Without the natural light that windows provide, the studios, hallways, and dressing rooms remain muted by the building’s fluorescent lighting. Dancers who spend a winter season workday in the lovingly nicknamed “rat maze” often look surprised when they come out of the theater’s dim hallways to find they have missed an entire day’s natural light. Dancers fortunate enough to leave the theater at a sunny lunchtime hour shrink away with their eyes shielded when they first register the sun. I felt, with this injury, as though I had been thrown out into the middle of Lincoln Center Plaza on a cloudless day.
Though I had caught glimpses of a world outside of dance, I initially stayed in the shadows. As I continued to mourn the loss of my passion, I threw myself into a full semester in Fordham University’s familiar routine. Humbled without the core of my identity, I gradually admitted my ballet expertise rendered me a novice in most other subjects. Stripped of any ego, I developed more new and rewarding friendships in twelve months than I had in twelve years. When a good friend nicknamed me “nerd” because of my tendency to steer dance small talk towards substantive conversation, I embraced my familiar identity with a new perspective. The name no longer marked my social awkwardness. It marked a hunger to learn.
During my semester at Fordham, I had found an orthopedist who, with a simple fifteen minute operation, fixed my foot. Just as I had begun to accept a new life without dance, my doctor patted me on the shoulder and said, “Okay, you can go back to ballet now.” I initially resisted: I had created new goals and dreams that discounted ballet from my future. As I returned to ballet class, however, my foot felt too good to walk away. After over a year, I returned to the New York City Ballet.
During our rehearsal months, the company works in the Rose Building at Lincoln Center. Unlike the rehearsal rooms at the theater, the studios at the Rose Building have huge windows which let in a lot of natural light during the work day. On the tail end of a busy afternoon rehearsal, the sun had moved so that it created a large patch of light on the studio’s floor. As its rays continued out from behind the clouds, they filled the studio with their glow. I found myself standing in the light, basking in the warmth of an October sun on my shoulders. Noticing many of the other dancers squinting and complaining, the ballet mistress pulled the shades and the rehearsal commenced under the studio’s bleak fluorescent tubes. That day in the studio, the darkness illuminated what I had not yet been able to see clearly: I now craved more than just the spotlight. I craved the sunlight.
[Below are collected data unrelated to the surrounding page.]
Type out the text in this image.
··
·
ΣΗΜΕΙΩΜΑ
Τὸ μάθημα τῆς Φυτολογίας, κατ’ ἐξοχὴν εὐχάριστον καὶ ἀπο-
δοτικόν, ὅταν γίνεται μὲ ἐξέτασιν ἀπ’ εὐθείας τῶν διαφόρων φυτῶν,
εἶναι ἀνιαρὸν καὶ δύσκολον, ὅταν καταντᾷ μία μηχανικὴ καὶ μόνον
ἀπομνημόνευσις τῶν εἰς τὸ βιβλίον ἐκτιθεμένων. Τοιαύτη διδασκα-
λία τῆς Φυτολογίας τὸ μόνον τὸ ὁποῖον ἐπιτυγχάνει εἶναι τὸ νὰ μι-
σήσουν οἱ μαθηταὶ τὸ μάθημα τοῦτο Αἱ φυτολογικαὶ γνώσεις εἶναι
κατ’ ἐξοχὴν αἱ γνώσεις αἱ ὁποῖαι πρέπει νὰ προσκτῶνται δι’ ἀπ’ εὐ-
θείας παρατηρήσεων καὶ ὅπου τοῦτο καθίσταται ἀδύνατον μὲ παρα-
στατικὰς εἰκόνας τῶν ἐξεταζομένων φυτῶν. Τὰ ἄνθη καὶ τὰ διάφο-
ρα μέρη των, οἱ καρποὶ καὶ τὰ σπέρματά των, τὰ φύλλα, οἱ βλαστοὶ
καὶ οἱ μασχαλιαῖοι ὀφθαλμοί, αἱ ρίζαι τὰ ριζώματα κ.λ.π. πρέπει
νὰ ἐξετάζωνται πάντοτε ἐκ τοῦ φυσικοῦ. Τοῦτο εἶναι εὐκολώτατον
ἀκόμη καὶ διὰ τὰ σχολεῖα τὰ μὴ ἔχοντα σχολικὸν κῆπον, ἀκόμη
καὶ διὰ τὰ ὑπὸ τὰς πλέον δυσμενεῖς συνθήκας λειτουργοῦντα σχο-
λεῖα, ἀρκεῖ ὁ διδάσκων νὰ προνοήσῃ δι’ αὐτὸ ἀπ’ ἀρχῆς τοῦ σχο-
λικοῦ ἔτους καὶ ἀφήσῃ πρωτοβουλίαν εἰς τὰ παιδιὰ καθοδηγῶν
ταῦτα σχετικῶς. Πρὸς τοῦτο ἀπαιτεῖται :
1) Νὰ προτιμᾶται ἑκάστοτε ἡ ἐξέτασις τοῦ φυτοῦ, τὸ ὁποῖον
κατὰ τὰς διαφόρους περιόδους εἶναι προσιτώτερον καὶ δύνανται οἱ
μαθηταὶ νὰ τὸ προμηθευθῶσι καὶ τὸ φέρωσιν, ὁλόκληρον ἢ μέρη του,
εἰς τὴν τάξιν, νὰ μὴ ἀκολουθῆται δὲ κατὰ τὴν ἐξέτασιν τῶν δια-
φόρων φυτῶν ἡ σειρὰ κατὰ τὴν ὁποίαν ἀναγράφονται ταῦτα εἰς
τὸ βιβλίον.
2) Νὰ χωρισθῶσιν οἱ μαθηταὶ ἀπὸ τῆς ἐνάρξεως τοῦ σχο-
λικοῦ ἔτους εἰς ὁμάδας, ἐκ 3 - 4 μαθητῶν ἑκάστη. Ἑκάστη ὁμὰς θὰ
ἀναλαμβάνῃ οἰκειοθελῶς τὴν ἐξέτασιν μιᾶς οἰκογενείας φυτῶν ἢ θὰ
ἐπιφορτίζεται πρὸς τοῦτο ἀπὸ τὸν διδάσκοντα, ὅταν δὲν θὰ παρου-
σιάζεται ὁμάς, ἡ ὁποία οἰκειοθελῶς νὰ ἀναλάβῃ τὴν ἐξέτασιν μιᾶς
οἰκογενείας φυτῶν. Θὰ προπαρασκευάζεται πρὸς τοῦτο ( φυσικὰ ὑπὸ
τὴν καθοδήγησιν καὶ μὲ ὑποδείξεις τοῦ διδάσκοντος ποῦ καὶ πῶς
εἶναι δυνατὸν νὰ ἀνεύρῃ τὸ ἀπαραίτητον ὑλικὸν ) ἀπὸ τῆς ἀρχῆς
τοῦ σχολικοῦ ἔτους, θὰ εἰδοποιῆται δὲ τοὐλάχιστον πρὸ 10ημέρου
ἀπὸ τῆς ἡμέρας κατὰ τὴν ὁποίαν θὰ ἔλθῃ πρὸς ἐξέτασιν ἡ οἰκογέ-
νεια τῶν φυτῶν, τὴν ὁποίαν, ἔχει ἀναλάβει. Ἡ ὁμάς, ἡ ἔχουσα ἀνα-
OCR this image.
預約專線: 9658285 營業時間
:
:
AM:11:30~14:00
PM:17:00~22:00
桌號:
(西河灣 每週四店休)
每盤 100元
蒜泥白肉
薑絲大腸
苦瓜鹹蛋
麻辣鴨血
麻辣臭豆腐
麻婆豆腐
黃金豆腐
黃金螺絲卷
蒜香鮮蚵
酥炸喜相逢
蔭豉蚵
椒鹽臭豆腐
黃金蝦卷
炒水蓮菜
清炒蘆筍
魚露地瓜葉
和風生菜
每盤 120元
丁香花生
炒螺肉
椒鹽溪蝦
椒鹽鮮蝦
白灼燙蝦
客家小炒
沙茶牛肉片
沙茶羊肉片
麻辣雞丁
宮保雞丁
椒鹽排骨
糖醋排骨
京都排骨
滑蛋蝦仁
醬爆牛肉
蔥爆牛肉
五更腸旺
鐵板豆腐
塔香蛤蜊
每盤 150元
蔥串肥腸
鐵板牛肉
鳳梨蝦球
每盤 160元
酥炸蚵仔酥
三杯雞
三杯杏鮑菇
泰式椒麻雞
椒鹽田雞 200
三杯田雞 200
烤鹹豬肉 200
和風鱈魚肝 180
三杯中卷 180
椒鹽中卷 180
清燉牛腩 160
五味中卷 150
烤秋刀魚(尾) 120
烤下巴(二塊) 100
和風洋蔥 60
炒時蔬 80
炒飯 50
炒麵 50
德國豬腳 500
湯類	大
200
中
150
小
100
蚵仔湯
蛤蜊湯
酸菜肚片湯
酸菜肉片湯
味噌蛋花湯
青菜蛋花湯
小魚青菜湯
My ballet career has, twice, proven me breakable. My physical vulnerabilities humbled me, faintly at first and then deafeningly. That’s how the light finally got in. I rediscovered all that I still possess outside of my dancer self. After many fulfilling years at New York City Ballet, I’m hungry for a new kind of sustenance: the uncertainty and adventure that will help me grow into the next phase of my life.
Now, when I look up in awe at the beautiful and imposing buildings of Columbia’s campus, I feel a little unsteady on my feet just as I once did when premiering a new ballet. When I pore over course offerings in areas I hope to pursue- Psychology, English, and Sociology, I get butterflies at the prospect of studying these subjects from exceptional professors just as I once did when getting coached by a great ballerina. When I consider the many new perspectives I will encounter on such a vital campus of talented and driven students, I feel as excited to find my place in this group as I once was to find my place in the legacy of Balanchine’s great company. When I imagine my next few years at Columbia University, my future suddenly looks bright.